That church opened its doors, I’m told, in 1933 in the midst of the Great Depression. She weathered tough times; it was prosperous times that were the larger challenge.

That’s not a big surprise, if you read a little church history. The church (the church universal and all her many congregations, not specifically the little church I’ve mentioned) has always been stronger in hard times and much less so in easier times. For Christians in America, the problem has rarely been death in persecution; the larger danger has always been that we’d die in our apathetic sleep.

But the closing of that little church makes me sad. They’ve been a church where “everybody knows your name,” not a mega-glitz church where almost no one does. I’m deeply thankful for my jillions of siblings in God’s large family whose names I can’t know but who wear His. But I’m particularly thankful for folks like these who names and faces I’ve known for years.

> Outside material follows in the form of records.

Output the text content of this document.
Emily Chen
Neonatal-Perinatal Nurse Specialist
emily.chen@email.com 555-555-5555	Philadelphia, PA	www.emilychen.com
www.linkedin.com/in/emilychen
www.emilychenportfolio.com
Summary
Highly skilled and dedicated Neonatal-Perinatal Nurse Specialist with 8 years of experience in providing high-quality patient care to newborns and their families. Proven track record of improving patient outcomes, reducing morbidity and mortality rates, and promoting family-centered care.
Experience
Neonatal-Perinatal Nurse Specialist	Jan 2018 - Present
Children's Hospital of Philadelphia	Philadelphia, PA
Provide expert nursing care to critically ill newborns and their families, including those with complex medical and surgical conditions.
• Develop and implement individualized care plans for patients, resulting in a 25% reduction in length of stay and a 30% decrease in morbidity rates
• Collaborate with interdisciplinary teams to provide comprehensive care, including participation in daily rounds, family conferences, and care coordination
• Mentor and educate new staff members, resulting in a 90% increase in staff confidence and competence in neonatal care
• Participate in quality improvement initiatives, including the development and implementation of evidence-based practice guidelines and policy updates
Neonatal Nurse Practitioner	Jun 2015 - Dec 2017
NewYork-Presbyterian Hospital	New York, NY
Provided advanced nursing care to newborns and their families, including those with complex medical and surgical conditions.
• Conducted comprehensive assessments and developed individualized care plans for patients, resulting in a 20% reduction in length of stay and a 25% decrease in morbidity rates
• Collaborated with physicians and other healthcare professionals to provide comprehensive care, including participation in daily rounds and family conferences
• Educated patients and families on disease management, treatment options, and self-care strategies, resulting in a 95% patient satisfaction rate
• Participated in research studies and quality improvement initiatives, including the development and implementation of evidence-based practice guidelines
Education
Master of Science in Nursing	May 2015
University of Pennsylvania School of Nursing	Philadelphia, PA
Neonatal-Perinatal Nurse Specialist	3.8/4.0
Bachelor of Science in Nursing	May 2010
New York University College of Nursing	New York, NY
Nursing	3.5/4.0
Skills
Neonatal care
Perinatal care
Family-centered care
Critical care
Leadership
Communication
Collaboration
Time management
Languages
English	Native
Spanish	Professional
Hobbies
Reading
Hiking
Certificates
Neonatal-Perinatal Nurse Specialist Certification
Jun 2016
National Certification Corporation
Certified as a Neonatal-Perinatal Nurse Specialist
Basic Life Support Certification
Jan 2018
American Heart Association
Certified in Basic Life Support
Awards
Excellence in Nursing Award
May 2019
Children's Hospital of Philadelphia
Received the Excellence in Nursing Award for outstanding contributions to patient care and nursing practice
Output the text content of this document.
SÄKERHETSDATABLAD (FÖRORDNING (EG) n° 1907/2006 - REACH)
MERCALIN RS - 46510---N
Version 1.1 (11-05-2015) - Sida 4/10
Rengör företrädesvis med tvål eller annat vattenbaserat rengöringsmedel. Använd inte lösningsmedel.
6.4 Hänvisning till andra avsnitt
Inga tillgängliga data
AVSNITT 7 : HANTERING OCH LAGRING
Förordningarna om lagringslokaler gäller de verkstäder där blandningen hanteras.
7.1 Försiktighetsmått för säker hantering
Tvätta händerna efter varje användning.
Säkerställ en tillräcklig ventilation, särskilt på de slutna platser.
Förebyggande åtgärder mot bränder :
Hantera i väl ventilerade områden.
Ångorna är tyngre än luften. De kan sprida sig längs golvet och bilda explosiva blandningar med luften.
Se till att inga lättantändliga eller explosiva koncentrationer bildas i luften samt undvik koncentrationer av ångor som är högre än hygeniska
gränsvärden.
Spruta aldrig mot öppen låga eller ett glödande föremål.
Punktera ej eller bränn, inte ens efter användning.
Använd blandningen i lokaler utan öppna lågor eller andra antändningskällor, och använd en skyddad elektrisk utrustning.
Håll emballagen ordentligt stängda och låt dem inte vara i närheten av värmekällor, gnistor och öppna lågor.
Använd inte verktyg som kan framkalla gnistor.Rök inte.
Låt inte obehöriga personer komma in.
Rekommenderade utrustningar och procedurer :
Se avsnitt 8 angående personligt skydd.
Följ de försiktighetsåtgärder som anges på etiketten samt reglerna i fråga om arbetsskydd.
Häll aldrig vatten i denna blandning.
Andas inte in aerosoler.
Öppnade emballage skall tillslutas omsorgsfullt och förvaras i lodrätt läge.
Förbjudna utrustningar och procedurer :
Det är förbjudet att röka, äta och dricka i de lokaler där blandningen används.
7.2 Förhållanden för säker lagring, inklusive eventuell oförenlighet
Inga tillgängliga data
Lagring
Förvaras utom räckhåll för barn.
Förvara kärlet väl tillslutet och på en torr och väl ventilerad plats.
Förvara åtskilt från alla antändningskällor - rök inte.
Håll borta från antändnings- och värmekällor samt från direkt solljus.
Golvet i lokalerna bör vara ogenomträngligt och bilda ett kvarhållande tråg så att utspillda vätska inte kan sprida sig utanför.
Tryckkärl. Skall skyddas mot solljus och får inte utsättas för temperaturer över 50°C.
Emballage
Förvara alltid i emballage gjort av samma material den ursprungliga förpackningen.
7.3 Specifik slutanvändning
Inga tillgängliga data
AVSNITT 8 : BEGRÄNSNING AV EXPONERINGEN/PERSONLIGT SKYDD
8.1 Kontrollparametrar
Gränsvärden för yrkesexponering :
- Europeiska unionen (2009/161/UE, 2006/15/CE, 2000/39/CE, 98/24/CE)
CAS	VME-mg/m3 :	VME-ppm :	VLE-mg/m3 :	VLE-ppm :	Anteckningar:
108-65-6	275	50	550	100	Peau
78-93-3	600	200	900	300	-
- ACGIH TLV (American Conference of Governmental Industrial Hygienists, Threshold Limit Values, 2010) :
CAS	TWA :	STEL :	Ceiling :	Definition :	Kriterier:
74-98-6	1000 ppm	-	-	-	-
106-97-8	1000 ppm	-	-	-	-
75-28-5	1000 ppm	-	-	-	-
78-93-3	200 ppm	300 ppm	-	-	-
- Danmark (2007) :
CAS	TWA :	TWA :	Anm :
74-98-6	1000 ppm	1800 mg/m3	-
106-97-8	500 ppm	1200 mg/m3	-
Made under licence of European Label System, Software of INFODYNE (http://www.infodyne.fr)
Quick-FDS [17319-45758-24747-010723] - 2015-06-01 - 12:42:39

You see, we’re not a mega-church mega-town where any of our churches can afford to blindly ignore the others because we’re so busy or big. We have plenty of faults, but I doubt any of our churches are under any illusion that with some super programs and a great business plan we’ll grow to be the “Christian” equivalent of Disney’s Magic Kingdom or make the cover of Religion 500.

Being little carries with it a large reminder: We’re not only part of the larger Body of Christ, we’re part of Christ’s Body right here. When Christ’s people here hurt, even if they don’t hail from my group or worship down the pew from me, I hurt.

During plague times, pastor and poet John Donne wrote, “Don’t send to ask for whom the bell tolls [tolling out news of another death]; it tolls for thee.” What he wrote of individuals is true here. When a good church closes its doors, it diminishes the rest of us.

Tough times. In this world, real persecution against Christians is increasing alarmingly even as in our society prosperity and complacency weaken the church in ways persecution cannot. And, at the very time churches here are losing their older, more faithful members, our society is becoming increasingly “faith-less.”

Attendance is just one symptom, but a symptom it is, crossing all lines. “I’ll be there anytime the doors are open. Providing the dog doesn’t seem to be developing a sniffle. Or if my third cousin’s aunt doesn’t come to visit. Or if the barometric pressure in Bolivia is conducive to my coming. Anyway, I’ll probably almost for sure see you sometime maybe.”

As always, when despair is tempting, it’s time to look up. Time to remember Jesus’ promise that even “the Gates of Hell will not prevail against my church.” Christ’s Body will not only be okay, victory is assured.

In the meantime, it might not hurt to remember how incredibly encouraging such a seemingly small thing as a practical choice to show up and bow in worship can be to the members of Christ’s Body whose faces we know. While the doors are still open.